Since TT isn't observing the zip-it rule, neither am I. Not after what he just said. It is just our 'opinion' anyway.

No. I do not want the Beavis and Butth-head crowd running wild and free with invasive, exotic species of plant and wildlife -- animal husbandry or otherwise. Not in my beautiful neighborhood. I love our native wildlife and vegetation too much to allow anything to upset the balance of that. I'm just about ready to put some humans on the invasive species list as well.

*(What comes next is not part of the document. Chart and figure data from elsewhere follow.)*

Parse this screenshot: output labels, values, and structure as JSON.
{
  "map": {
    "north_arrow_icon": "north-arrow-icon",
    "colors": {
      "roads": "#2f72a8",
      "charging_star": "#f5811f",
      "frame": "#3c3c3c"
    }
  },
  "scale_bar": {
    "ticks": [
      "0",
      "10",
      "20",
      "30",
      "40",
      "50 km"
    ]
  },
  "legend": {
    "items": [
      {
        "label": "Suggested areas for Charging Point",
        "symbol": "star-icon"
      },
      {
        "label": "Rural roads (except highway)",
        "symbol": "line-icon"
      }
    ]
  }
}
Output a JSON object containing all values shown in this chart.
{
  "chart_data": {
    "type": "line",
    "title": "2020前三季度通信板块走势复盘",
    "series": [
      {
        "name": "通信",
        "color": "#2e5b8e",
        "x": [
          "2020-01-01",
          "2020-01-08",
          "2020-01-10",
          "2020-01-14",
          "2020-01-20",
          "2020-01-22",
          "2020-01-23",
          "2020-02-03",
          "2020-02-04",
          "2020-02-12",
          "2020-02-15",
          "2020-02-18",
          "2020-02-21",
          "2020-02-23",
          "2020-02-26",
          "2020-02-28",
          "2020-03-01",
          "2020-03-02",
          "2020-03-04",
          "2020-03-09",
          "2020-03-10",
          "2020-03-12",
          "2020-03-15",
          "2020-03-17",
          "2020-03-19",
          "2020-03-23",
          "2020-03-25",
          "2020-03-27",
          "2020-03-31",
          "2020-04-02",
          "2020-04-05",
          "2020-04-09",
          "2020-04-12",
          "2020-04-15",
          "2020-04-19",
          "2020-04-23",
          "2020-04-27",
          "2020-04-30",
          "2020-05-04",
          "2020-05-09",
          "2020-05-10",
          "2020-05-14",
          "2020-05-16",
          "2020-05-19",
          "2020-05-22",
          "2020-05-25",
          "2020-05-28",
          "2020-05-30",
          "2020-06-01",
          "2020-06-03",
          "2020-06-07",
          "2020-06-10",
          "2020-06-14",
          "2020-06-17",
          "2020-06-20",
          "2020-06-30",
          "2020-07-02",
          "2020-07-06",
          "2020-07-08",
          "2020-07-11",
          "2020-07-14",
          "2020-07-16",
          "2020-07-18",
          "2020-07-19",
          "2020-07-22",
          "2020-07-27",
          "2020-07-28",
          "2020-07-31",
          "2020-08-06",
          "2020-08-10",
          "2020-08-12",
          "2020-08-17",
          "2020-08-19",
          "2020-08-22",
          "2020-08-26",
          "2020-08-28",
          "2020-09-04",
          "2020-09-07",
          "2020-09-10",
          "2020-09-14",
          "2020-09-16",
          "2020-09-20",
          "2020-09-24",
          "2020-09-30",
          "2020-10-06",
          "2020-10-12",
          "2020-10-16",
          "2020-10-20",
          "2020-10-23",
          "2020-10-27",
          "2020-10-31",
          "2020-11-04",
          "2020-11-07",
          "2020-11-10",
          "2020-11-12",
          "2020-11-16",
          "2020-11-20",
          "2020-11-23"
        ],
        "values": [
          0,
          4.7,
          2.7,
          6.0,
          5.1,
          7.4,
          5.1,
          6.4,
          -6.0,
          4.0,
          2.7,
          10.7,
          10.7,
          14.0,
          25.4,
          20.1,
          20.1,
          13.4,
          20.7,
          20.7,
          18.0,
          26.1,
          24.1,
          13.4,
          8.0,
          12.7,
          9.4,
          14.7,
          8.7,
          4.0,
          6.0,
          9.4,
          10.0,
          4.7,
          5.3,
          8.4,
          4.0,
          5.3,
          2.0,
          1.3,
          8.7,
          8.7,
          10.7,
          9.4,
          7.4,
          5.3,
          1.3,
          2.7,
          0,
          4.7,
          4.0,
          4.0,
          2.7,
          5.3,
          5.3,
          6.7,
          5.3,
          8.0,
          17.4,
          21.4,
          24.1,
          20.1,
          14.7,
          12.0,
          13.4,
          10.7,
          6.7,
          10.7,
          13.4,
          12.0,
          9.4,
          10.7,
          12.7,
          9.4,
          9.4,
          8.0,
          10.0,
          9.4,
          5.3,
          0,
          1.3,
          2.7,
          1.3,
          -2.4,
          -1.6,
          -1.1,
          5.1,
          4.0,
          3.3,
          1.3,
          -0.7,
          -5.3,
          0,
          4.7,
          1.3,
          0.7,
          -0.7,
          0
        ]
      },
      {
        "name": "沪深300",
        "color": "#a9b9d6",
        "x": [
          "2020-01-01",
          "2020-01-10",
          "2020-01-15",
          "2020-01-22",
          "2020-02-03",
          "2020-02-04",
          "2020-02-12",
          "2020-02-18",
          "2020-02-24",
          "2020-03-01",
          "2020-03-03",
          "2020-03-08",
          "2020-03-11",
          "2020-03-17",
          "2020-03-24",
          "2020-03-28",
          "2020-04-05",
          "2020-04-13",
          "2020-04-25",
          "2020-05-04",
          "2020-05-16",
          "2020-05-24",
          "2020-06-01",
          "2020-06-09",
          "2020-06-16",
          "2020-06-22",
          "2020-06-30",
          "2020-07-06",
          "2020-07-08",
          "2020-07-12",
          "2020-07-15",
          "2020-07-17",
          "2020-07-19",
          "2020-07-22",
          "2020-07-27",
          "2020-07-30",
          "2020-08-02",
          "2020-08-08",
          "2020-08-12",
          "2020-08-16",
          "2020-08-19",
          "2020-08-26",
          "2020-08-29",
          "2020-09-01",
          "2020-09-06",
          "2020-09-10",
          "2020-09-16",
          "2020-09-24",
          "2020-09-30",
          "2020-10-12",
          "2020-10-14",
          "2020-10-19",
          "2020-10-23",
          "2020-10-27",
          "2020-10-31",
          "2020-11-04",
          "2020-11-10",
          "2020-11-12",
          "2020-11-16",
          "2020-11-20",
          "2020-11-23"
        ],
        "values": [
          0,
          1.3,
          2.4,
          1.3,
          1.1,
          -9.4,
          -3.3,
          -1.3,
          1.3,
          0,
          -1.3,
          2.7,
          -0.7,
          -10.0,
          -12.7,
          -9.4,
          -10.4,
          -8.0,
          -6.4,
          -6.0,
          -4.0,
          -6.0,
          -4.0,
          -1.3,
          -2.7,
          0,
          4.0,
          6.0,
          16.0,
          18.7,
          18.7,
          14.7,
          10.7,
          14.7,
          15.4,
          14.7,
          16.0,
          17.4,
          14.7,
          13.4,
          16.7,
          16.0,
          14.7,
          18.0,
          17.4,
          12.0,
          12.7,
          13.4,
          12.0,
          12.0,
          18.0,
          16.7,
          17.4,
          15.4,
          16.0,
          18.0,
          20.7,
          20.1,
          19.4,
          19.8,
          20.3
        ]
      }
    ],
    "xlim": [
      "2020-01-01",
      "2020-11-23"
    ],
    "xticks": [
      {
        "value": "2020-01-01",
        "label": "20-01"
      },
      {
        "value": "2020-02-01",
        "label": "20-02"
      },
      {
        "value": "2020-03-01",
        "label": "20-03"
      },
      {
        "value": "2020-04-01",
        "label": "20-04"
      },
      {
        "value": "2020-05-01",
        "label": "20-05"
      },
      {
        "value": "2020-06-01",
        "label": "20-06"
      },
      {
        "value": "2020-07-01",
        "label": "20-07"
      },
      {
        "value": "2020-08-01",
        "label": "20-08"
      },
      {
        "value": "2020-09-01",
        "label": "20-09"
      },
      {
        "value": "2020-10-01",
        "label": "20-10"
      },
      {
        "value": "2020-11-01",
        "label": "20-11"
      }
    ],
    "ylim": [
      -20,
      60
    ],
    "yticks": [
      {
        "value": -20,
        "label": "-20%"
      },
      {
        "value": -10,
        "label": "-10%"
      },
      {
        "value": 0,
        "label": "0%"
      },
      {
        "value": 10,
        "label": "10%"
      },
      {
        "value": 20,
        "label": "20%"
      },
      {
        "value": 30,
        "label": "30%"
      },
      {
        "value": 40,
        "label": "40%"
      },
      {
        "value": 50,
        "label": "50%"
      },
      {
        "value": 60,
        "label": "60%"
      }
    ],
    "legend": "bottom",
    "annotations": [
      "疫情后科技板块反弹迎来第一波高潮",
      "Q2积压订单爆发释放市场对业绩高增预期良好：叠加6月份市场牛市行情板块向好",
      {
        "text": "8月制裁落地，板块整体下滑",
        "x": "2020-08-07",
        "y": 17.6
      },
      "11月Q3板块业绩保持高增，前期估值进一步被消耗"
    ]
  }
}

Doctors are a whole other subject entirely.


----------



## Tentacle Toast (Jan 17, 2013)

...your native flora & fauna doesn't stand a chance against us, as you point out, the most invasive species of all. Fact is, there's not that much money in the profession as a whole, minus very few examples. Not too many people dedicate their lives to the cause, at least professionally. If professional credentials are required by all who wish to participate, then you're going to see extinctions happen on a much grander scale. When a new industrial "park", golf course, housing development, or the like paves over the several acre patch that your favourite ____thinks is the only suitable place for egg deposition/courting/nesting/etc, then I hope you have a good memmory & took lots of pictures. No one wants buffoons involved, but if dealing with a few bad apples is what it takes, so be it. You can't regulate the world into a better place.

With regards to the "zip it" rule, I plum forgot, & I apologize. If it wasn't too late, I'd erase it. I saw someone else posted & read that post without rereading the entire thread. Mine is just one opinion, & thistle has a pretty good point to counter. Just look at Florida. Irresponsible ownership has lead to various species of python(alone) decimating indigenous species in the everglades. This is definitely a valid rebuttal, but the practices leading to this are the result of a very small number of offenders. There's more than a passing resemblance to the gun debate.


----------



## drfrancov (Sep 29, 2012)

Took it brother!


----------